The President speaking to Ghanaians in Norway, Oslo on Monday February 24, said that these successes that his government has chalked is a positive indication of what lies ahead of the country.

“An indication of what is ahead of us was barely given week ago in the capital markets in London when we went to the market looking for US$3 billion worth of money to finance a bond known as the Eurobond and investors came with five times that amount of money amounting of US$15 billion worth,” he noted.

He added the period of the bond which spans 41 years is the longest maturity bond ever issued to any African country.

“To give you an idea of what has happened from 2017 and 2020, In 2016 when the Mahama government went to the market looking for bond money, they went and received an equivalent amount of money of 9.75 percent with the rate of the coupon and the one that we've just issued is 6.35 percent and this gives a clear idea of the difference," he concluded.

Eurobond issuance

The three-tranche bond was sold with 7-year, 14-year, and 41-year maturities.
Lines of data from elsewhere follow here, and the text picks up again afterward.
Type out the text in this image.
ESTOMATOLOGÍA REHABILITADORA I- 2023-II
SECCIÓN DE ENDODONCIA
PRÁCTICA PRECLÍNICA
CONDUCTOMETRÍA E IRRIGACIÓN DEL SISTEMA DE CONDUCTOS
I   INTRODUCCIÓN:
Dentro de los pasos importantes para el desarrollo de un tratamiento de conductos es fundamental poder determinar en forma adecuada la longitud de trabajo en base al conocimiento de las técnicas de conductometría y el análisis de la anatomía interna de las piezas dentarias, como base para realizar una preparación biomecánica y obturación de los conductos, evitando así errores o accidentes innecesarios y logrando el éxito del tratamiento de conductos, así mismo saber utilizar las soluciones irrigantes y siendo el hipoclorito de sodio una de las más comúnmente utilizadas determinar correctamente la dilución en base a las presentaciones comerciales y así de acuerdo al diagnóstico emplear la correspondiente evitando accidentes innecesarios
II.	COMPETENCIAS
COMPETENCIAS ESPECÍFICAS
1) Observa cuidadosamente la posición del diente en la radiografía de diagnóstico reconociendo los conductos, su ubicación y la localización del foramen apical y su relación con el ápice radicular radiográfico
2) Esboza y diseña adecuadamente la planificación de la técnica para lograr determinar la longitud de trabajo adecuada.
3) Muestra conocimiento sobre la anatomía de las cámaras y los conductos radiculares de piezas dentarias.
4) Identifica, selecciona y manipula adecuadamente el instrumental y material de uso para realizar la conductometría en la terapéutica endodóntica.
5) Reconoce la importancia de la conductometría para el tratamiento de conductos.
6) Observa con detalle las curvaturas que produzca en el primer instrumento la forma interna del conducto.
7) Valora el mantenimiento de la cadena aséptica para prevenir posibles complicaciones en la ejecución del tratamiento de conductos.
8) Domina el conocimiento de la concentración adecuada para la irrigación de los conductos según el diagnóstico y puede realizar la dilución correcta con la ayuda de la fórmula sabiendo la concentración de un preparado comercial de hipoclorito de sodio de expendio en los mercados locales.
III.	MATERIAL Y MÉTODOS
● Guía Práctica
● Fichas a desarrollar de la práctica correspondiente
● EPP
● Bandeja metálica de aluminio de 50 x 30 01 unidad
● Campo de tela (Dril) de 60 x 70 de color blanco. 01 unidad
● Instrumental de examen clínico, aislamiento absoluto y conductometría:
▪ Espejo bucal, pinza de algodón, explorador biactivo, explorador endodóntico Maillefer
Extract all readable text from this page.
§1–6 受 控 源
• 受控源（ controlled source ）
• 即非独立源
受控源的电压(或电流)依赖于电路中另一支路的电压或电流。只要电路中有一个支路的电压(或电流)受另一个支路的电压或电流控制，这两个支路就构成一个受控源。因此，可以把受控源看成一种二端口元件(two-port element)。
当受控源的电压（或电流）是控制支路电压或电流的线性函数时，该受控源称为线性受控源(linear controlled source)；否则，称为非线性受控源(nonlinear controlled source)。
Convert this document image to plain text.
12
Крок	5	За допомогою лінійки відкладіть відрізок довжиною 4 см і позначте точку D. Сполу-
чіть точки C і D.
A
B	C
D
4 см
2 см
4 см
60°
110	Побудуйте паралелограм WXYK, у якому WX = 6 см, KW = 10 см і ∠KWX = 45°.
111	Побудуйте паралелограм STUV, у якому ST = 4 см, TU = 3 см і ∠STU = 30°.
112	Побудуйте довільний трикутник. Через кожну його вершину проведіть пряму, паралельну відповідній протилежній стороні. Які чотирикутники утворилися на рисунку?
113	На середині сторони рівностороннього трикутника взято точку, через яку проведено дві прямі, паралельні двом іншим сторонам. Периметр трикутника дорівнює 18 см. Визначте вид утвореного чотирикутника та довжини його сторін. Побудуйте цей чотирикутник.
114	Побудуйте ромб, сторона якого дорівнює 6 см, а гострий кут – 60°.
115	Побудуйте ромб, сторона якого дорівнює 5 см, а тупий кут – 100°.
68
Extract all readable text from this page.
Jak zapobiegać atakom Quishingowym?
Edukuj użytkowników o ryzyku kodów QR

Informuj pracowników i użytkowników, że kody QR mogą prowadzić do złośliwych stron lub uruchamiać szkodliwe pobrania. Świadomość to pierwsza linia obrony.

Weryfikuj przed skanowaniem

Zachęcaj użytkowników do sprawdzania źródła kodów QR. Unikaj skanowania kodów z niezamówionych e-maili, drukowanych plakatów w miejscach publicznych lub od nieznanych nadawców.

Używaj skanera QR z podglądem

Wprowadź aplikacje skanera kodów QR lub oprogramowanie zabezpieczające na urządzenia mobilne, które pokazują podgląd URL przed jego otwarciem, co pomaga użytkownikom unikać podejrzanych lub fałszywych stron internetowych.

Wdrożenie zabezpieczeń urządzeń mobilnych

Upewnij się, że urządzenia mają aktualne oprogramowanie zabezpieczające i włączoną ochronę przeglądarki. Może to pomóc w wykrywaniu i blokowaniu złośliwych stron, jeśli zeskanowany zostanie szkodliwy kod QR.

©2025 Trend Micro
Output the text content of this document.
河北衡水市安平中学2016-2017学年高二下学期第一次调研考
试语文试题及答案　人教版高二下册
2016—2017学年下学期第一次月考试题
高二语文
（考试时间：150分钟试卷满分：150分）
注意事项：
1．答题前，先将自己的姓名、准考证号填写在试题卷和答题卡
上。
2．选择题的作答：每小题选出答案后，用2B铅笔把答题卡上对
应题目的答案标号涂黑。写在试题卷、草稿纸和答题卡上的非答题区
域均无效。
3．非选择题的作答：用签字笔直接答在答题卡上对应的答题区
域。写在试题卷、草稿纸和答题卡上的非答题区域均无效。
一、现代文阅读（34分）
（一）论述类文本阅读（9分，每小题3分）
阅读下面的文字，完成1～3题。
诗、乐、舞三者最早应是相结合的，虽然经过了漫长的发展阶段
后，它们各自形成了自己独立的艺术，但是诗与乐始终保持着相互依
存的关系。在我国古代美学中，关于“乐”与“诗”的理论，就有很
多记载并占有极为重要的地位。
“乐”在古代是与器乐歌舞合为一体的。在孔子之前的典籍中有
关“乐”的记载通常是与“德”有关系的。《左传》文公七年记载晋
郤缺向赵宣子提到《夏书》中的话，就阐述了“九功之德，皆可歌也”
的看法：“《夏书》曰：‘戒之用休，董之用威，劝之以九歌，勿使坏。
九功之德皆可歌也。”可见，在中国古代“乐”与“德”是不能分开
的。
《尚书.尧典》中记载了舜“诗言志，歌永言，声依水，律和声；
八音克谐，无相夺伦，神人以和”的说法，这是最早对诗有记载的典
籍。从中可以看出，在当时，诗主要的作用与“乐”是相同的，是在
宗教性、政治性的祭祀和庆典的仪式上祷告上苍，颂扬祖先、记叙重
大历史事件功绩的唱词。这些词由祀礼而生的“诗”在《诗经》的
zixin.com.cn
The government accepted US$1.25 billion for the 7-year-bond at a coupon rate of 6.375 percent.

This compares favourably to an exact tenor bond government issued in 2019 with a coupon rate of 7.875 percent.

Also, the government was successful in securing US$1 billion with a maturity period of 14 years at a rate of 7.75 percent. This rate also trumps the 8.125 percent the government accepted for a 12-year bond issued as part of the 2019 Eurobond.

The last of the three bonds issued was a 41-year bond which happens to be the longest dated bond issued by an African country. The government accepted to borrow US$750 million at a rate of 8.75 percent for the longest dated bond which matures in 2061.